Ele dá muita importância ainda à revolução de fevereiro de 1917, que derrubou o czar Nicolau 2º: "tornou-se o prenúncio da liberdade", "por um breve período, a Rússia se tornou o mais livre dos países em guerra".
Parece até que Gorbatchov procura, na história russa, pontos de referência para a experiência democrática que ele iniciaria nos anos 80: o pré-guerra, fevereiro, ou mesmo os tempos de Lênin, quando, a seu ver, "no partido se conservavam ainda fortes tradições democráticas" e os anais dos congressos continham "ásperas discussões, com votações verdadeiras nos momentos de decisões".
Gorbatchov acha Outubro inevitável, mas rejeita a idéia da revolução e a fórmula de Marx, segundo a qual "as revoluções são a locomotiva da história". Ele a rejeita como "meio de resolver os problemas" e adverte: "Depois da revolução ocorrem sempre períodos de refluxo. A palavra Termidor entrou no léxico científico e político".
Com a diferença que o Termidor da Revolução Francesa (a execução de Robespierre, em 1794) pôs fim ao terror, enquanto que o soviético marcou o início do terror stalinista.

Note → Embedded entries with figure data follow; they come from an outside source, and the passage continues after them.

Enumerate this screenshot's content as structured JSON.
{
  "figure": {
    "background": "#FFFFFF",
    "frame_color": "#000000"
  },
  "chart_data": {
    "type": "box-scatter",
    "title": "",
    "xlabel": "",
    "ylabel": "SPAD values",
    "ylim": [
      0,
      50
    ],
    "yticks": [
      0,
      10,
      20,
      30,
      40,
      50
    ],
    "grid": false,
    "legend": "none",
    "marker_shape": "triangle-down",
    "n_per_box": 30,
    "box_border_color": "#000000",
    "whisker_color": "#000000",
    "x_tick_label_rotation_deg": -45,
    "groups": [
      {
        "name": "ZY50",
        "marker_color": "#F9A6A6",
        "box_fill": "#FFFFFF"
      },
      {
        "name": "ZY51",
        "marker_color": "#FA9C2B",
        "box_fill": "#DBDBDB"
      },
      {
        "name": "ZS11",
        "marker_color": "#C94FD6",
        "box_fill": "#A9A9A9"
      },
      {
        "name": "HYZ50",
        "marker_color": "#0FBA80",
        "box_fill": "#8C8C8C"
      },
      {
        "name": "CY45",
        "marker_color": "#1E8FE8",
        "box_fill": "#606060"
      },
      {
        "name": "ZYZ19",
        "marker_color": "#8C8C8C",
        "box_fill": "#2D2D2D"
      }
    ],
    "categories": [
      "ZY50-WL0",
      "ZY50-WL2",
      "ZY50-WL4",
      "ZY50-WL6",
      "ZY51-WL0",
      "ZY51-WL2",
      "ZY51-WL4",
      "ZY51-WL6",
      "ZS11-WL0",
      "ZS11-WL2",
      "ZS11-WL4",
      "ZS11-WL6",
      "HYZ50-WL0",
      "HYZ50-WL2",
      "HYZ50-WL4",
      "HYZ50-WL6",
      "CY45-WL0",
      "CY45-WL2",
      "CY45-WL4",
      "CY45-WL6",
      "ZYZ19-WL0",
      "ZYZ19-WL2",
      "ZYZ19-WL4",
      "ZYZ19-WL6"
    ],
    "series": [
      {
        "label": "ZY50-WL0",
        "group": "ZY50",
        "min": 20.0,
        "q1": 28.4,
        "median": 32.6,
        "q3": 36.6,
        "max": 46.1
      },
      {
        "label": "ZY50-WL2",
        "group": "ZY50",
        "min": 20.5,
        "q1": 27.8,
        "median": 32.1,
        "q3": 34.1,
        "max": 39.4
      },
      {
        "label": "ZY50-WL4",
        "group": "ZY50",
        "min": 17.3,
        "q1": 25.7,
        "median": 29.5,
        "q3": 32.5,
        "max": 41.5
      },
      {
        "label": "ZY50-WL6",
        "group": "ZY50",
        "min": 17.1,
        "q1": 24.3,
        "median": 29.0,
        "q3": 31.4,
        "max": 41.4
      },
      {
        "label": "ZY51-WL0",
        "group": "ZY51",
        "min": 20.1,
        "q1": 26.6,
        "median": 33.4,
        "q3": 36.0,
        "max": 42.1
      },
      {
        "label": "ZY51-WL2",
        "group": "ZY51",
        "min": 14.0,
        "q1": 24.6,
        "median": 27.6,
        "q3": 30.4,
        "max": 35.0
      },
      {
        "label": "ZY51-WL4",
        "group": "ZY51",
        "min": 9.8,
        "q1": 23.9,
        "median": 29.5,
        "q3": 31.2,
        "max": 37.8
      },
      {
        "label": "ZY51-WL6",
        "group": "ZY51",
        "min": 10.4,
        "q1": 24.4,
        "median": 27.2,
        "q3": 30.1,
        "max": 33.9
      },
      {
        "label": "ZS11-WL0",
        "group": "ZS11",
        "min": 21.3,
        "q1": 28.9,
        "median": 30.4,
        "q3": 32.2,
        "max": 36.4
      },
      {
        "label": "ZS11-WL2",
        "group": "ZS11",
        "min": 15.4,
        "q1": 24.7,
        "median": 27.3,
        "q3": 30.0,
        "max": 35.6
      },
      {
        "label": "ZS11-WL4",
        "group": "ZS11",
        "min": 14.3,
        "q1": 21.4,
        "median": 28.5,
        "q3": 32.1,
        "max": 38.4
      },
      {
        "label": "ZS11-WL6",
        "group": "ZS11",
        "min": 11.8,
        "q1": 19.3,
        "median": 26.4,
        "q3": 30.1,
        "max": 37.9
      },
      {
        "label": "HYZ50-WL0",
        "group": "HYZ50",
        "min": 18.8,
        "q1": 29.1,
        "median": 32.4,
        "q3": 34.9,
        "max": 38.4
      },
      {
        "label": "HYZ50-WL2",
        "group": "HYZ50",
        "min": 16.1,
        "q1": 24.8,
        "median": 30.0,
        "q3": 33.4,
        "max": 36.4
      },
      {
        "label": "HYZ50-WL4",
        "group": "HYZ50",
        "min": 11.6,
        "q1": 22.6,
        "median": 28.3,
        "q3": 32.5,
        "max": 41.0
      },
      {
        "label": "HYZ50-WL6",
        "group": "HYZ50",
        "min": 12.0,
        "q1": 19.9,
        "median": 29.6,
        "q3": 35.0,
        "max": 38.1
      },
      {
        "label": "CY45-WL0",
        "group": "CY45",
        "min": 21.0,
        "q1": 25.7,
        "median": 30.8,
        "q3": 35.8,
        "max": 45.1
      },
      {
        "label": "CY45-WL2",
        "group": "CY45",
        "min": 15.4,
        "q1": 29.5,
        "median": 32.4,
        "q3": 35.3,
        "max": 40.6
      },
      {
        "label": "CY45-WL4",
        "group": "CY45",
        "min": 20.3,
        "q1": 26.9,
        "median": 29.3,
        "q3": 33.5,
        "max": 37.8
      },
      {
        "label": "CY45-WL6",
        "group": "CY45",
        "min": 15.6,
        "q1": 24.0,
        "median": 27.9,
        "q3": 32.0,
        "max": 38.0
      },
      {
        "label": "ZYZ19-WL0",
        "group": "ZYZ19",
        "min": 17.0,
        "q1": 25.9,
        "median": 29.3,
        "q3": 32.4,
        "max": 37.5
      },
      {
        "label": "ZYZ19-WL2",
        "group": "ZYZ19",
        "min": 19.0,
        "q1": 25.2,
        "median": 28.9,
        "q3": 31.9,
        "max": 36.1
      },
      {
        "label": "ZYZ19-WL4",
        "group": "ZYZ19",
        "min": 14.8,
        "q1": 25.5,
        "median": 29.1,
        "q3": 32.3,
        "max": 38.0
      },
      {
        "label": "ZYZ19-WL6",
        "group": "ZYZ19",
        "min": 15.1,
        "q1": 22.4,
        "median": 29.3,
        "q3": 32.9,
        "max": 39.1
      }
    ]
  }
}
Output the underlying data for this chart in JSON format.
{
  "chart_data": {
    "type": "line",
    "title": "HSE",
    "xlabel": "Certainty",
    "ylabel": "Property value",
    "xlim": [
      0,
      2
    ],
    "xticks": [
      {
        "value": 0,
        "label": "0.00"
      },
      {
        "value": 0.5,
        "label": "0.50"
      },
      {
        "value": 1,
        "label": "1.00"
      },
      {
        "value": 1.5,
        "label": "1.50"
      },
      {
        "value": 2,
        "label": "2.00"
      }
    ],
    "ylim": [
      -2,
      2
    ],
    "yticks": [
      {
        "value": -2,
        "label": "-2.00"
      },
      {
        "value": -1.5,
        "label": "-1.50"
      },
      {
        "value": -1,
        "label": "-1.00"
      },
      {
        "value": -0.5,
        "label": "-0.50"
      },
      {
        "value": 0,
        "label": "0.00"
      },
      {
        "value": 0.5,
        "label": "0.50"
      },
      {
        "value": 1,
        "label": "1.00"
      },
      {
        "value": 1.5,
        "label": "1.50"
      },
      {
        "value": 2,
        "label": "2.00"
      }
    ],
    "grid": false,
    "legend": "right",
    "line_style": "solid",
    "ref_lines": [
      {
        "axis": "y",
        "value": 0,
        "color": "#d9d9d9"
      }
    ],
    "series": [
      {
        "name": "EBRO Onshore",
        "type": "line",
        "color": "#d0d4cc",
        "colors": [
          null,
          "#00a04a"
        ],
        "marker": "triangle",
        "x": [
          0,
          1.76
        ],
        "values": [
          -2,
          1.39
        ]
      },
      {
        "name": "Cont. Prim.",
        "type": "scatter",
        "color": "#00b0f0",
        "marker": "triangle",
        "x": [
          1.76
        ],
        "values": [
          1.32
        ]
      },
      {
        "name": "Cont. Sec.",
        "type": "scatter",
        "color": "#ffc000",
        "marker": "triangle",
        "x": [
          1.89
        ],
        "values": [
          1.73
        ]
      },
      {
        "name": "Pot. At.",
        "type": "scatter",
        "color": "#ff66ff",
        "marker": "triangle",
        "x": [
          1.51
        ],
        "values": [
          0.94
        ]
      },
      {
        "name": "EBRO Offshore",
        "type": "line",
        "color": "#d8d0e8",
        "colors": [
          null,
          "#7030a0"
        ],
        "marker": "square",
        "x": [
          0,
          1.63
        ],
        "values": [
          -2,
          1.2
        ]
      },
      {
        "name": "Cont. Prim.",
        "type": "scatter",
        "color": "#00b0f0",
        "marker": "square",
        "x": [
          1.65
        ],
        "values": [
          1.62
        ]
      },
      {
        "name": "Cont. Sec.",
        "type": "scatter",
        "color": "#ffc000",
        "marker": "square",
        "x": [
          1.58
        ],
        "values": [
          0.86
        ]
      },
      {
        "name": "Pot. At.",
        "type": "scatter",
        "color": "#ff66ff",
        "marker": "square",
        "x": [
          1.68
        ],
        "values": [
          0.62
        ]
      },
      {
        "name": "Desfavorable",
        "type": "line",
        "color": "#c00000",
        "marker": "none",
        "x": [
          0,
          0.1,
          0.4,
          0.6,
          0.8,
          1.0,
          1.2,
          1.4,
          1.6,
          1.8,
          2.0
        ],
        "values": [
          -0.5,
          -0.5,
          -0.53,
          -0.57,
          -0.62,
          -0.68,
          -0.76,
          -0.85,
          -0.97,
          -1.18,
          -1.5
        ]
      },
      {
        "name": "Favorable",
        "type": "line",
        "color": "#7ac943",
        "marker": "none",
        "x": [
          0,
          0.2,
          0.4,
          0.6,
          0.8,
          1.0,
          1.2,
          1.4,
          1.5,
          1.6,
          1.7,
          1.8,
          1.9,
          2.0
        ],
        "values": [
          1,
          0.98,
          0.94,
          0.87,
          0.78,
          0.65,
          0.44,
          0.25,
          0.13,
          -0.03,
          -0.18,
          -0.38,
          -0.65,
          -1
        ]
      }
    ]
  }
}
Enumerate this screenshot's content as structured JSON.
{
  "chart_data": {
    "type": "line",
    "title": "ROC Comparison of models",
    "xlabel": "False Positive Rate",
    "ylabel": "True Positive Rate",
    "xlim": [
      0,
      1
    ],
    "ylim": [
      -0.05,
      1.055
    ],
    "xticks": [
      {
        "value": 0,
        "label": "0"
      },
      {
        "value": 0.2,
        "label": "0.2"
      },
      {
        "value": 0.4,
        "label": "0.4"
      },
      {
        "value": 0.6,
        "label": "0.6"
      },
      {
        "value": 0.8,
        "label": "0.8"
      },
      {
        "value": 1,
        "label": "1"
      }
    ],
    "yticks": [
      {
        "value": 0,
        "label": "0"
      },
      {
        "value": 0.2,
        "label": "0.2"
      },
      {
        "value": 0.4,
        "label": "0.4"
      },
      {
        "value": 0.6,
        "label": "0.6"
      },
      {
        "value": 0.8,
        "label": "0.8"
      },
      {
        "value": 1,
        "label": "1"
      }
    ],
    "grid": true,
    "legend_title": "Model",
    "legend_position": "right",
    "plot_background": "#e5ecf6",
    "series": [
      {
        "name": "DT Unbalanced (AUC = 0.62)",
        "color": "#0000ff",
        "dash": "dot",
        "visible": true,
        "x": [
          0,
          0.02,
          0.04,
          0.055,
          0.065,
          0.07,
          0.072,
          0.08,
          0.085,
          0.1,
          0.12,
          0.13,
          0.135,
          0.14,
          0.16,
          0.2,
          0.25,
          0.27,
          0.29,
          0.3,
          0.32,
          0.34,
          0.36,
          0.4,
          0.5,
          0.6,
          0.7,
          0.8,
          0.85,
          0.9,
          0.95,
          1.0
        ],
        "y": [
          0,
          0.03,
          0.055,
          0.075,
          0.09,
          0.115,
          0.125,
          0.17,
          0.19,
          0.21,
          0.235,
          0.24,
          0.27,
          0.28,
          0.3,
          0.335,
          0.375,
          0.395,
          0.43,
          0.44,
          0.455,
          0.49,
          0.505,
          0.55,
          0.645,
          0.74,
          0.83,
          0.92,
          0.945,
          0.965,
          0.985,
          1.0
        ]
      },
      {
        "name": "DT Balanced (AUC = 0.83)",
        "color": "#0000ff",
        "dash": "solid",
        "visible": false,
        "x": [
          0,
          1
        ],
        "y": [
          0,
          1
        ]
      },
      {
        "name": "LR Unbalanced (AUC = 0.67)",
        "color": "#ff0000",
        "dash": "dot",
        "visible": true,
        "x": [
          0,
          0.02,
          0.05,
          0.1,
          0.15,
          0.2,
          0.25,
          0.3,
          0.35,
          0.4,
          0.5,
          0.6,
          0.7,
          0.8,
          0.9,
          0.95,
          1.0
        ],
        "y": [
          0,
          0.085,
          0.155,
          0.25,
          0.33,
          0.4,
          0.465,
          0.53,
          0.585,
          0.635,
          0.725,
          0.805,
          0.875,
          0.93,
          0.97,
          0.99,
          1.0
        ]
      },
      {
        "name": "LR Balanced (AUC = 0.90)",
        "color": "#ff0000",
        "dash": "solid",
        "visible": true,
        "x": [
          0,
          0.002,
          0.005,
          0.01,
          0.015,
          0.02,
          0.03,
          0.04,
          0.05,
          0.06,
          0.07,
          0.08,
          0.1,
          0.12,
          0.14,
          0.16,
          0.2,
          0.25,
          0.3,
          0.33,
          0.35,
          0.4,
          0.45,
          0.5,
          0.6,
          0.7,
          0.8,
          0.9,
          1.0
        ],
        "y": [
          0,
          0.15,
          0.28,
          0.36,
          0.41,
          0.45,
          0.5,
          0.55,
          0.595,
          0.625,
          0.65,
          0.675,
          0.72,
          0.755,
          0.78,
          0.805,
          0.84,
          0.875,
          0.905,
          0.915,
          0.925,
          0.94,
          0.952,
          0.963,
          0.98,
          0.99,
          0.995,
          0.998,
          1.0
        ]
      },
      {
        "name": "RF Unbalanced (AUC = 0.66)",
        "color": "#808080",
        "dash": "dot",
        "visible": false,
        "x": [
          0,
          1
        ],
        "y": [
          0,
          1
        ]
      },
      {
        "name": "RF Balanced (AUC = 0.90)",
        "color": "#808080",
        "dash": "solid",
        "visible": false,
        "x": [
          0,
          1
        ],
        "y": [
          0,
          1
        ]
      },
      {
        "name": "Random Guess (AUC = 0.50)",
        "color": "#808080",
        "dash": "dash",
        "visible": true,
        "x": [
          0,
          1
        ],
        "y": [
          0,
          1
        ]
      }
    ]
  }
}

A necessidade de fazer distinções transparece a cada página. O último chefe comunista do Kremlin lembra, por exemplo, que Marx e Engels não deixaram "projetos para um futuro socialismo".
Pelo contrário, ao final de sua vida, Engels estaria convencido de que a "república democrática era a melhor forma para a edificação socialista" (assim Gorbatchov chama os "pais" do socialismo para justificar a sua perestroika).
A Rússia, porém, ao seguir o "modelo bolchevique de socialismo", errou tragicamente, escolhendo um esquema rígido, cruel, dogmático e baseado na "ditadura do proletariado", fórmula inspirada em Marx e "levada ao absurdo".
Antes da revolução, Lênin tinha escrito que "o proletariado não poderia conquistar o poder senão pela democracia". Em vez disso, a "ditadura do proletariado, praticamente desde o começo, e sobretudo com Stálin, significou uma ruptura total com a democracia".

Outro rumo
As reflexões de Gorbatchov revelam o objetivo de salvar pelo menos o último Lênin da onda de condenação à Revolução de Outubro. Jano-Gorbatchov olha para trás e vê "um outro homem nos últimos trabalhos de Lênin, um homem que, depois de levar o país à revolução, percebeu ter cometido erros".
Revirando a vulgar propaganda do leninismo, Gorbatchov encontra autocríticas, vontade de pacificação, "mudanças de ponto de vista sobre o socialismo", idéias de política econômica recusadas por Stálin.
Ele deixa a entender que a aventura soviética poderia ter tido um rumo diferente se Lênin não tivesse morrido em 1924, quase sugerindo que o revisionismo e a perestroika tiveram um mesmo avô ilustre, o próprio Lênin.